Cross-match your past skills to the new skills you will need. Where is the crossover? Remember, possessing one skill may enable you to apply that skill to more than one area. This is not a one-for-one matching of skills possessed to skills required. Being a good communicator, for example, may enable you to speak well on the phone to make sales calls, speak face to face and in multi-people meetings for soliciting investor capitol, or being the CEO and announcing a major corporate merger. Many former teachers go on to become very successful sales professionals due to their ability to communicate, persuade, inform, influence, and educate. In the corporate world they become “trainers” and “educators”, not “teachers”. Try to view your KSA’s in a general sense so you can re-frame them to more directly apply to the new career.
4. Develop a Strategy
Develop a strategy to effectively assimilate your transferable skills to the new career. This should include developing sub-strategies for all of your communications tools. These tools include: your resume, letters of introduction, cover letters, and your interpersonal and networking communications. Put “spin” on your skills to show how they will enable you to succeed in the new career. Have you done volunteer work that shows you have the concrete skills the new career requires? Use those experiences to provide evidence that you can do what it takes to be successful.

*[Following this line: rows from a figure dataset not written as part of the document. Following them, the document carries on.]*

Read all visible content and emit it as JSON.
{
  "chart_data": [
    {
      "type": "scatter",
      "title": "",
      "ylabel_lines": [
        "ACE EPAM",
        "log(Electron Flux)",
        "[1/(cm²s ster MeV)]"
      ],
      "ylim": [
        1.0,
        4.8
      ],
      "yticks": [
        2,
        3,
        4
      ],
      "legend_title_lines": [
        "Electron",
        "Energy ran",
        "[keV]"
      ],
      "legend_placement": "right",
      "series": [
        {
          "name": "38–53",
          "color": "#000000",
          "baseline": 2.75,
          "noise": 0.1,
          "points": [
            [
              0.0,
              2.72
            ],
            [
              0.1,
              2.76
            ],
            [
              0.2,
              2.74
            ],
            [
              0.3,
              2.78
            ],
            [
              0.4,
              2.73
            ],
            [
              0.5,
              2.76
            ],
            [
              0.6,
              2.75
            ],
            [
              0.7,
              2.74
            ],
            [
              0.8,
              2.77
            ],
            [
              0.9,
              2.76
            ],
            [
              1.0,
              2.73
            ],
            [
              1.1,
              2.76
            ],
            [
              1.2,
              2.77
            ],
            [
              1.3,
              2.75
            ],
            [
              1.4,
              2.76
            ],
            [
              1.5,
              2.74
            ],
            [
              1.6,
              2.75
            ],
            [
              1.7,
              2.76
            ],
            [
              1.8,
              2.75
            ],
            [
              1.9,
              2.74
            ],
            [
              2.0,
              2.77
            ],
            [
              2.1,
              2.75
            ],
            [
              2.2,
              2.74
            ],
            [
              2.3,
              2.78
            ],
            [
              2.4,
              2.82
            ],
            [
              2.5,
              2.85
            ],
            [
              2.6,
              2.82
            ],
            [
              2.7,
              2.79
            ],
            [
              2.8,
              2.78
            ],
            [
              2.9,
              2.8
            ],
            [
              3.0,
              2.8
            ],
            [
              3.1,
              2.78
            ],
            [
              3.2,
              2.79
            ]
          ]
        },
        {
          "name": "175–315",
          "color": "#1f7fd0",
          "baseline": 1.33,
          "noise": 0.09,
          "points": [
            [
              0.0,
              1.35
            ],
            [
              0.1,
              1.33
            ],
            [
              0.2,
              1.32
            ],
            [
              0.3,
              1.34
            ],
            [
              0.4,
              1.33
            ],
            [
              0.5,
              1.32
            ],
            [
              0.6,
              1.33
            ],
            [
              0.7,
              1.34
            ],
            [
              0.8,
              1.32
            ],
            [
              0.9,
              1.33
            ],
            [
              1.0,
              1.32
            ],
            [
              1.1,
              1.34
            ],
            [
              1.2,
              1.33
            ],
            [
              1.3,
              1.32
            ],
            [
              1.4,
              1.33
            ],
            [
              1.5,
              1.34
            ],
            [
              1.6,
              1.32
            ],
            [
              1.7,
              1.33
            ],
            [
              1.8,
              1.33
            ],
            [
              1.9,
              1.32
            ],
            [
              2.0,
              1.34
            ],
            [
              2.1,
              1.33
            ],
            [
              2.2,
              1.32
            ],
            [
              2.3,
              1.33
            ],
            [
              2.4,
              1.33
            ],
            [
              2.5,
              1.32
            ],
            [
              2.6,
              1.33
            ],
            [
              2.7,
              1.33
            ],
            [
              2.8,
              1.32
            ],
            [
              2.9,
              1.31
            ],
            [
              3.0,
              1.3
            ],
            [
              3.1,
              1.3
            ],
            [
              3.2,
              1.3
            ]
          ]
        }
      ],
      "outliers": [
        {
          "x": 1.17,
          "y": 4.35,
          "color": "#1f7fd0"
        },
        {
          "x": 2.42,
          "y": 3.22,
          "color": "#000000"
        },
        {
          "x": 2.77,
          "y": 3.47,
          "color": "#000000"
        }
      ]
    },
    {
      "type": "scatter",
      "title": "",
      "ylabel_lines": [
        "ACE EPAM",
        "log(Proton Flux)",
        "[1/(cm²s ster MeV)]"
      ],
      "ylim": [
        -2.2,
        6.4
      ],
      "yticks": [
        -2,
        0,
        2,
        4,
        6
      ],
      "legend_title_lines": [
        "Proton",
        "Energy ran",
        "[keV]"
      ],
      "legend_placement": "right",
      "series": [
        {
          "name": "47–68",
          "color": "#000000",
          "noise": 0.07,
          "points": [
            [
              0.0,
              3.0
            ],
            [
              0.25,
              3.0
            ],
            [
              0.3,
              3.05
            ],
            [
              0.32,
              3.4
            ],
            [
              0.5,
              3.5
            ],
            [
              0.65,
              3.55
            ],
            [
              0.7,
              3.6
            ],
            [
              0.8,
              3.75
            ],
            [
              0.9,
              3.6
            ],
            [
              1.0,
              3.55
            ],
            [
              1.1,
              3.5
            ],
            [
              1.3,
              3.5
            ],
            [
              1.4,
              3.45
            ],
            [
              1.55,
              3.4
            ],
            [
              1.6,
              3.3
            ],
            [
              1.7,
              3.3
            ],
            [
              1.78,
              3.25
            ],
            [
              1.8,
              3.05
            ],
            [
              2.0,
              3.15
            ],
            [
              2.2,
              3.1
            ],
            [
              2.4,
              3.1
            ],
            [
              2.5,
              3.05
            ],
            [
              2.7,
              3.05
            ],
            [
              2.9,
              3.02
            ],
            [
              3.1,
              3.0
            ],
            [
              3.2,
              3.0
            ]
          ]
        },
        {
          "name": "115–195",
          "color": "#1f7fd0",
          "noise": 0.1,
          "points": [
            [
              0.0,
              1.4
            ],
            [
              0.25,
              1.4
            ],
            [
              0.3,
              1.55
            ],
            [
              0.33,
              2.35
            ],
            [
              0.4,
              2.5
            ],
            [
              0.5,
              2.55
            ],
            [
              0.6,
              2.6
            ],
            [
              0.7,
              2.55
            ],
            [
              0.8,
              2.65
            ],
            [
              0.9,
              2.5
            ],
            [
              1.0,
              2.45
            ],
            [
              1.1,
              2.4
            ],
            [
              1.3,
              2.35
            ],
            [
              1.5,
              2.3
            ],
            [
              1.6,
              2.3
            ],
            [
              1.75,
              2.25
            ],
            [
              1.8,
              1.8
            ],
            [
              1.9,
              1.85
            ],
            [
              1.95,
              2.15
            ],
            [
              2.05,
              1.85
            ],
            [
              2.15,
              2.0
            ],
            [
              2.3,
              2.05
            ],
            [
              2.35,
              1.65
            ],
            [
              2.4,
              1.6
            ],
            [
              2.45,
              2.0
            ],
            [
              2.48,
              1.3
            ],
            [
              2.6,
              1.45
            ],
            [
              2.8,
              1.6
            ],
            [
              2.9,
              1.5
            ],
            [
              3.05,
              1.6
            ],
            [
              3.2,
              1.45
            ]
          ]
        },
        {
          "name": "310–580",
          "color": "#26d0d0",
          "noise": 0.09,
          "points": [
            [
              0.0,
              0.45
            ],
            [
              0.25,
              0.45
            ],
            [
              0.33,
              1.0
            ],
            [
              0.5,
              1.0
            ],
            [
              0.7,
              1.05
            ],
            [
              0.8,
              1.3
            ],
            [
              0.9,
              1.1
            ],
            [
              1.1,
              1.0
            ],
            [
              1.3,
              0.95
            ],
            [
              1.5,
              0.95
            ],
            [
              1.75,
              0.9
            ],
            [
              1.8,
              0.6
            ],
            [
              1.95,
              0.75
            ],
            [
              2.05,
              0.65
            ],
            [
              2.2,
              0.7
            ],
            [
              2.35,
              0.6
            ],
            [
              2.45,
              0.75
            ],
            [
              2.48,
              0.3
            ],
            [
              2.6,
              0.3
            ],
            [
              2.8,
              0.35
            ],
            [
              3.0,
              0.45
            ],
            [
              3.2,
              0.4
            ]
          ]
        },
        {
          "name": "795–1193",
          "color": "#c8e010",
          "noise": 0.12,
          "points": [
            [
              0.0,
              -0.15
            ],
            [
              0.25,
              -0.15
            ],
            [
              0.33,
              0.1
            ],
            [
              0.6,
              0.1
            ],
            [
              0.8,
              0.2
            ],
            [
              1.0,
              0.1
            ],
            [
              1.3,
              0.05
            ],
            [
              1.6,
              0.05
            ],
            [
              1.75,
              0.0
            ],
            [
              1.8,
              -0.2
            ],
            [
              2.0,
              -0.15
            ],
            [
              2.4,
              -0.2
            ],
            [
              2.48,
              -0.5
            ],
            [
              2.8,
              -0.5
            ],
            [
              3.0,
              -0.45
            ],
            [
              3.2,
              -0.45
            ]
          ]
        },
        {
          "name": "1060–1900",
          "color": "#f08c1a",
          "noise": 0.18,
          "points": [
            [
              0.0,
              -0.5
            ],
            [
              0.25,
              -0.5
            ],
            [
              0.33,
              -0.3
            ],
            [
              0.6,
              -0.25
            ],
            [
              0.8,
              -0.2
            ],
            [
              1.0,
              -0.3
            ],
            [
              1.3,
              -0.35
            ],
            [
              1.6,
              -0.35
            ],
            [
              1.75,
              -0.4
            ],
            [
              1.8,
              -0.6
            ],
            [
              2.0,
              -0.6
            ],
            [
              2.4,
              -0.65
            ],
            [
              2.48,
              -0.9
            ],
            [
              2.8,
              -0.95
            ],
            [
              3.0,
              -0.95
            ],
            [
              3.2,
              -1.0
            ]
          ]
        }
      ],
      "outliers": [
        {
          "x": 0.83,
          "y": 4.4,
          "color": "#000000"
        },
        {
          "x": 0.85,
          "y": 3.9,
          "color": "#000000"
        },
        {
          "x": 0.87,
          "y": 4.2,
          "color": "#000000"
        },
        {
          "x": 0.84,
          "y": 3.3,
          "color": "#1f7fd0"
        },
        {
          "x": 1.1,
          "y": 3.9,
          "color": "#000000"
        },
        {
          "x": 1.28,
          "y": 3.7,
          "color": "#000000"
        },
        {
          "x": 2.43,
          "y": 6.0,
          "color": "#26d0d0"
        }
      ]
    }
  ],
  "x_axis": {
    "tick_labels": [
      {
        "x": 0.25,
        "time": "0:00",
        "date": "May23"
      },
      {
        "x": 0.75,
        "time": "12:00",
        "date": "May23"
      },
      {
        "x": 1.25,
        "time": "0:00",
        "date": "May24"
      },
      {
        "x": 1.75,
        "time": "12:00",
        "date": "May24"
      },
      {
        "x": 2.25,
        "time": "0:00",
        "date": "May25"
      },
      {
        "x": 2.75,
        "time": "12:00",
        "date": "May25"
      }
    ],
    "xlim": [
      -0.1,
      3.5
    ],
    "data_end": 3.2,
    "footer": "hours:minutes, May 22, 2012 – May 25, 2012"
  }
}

5. Ask for Honest Feedback
Go on more informational interviews and ask for honest feedback on how effectively you communicated your knowledge, skills, and abilities. Ask in advance if you can come in for an informational interview at the end of which you would like to get feedback. Many professionals are very open to this approach. Ask how you could present your skills more effectively or more attractively an employer. Take a pad of paper on write done ever bit of advice you get. Then, start incorporating these ideas and suggestions into your overall communications strategy.
6. Start the Job Search
Once you have a strong overall presentation or ‘total package’, start the job search using a “rifle” not “shotgun” approach. Go on job interviews for only those jobs that fit into your identified career direction. Then, don’t stop until you find the right opportunity. Aim for the bull’s-eye that you have identified as your ideal job. Do not try to pursue jobs that don’t quite match your personal goals for they will only distract you and waste your precious time and efforts. If you will forgive the use of another outdoor analogy, you should go fishing with a hook rather than casting a wide net. Once you have a very clear understanding of your transferable skills and how to best present them, then, and only then will you be able to quickly and easily apply your KSA’s to landing a great job in your new career.
On a final note, choosing a career should not be an exercise in market demand. You should not try to see what the market demands and then try to fill it. You should decide what you want to do and then find the right market. Sure, market demands has an impact on the decision (there can only be so many astronauts), but it should not be the one factor that makes you choose a career.
Identification of your knowledge, skills, and abilities and then pinpointing your transferable skills are the keys to successfully landing a great job in a new career. If you use these 6 steps, you are well on your way to lasting career success and personal fulfillment.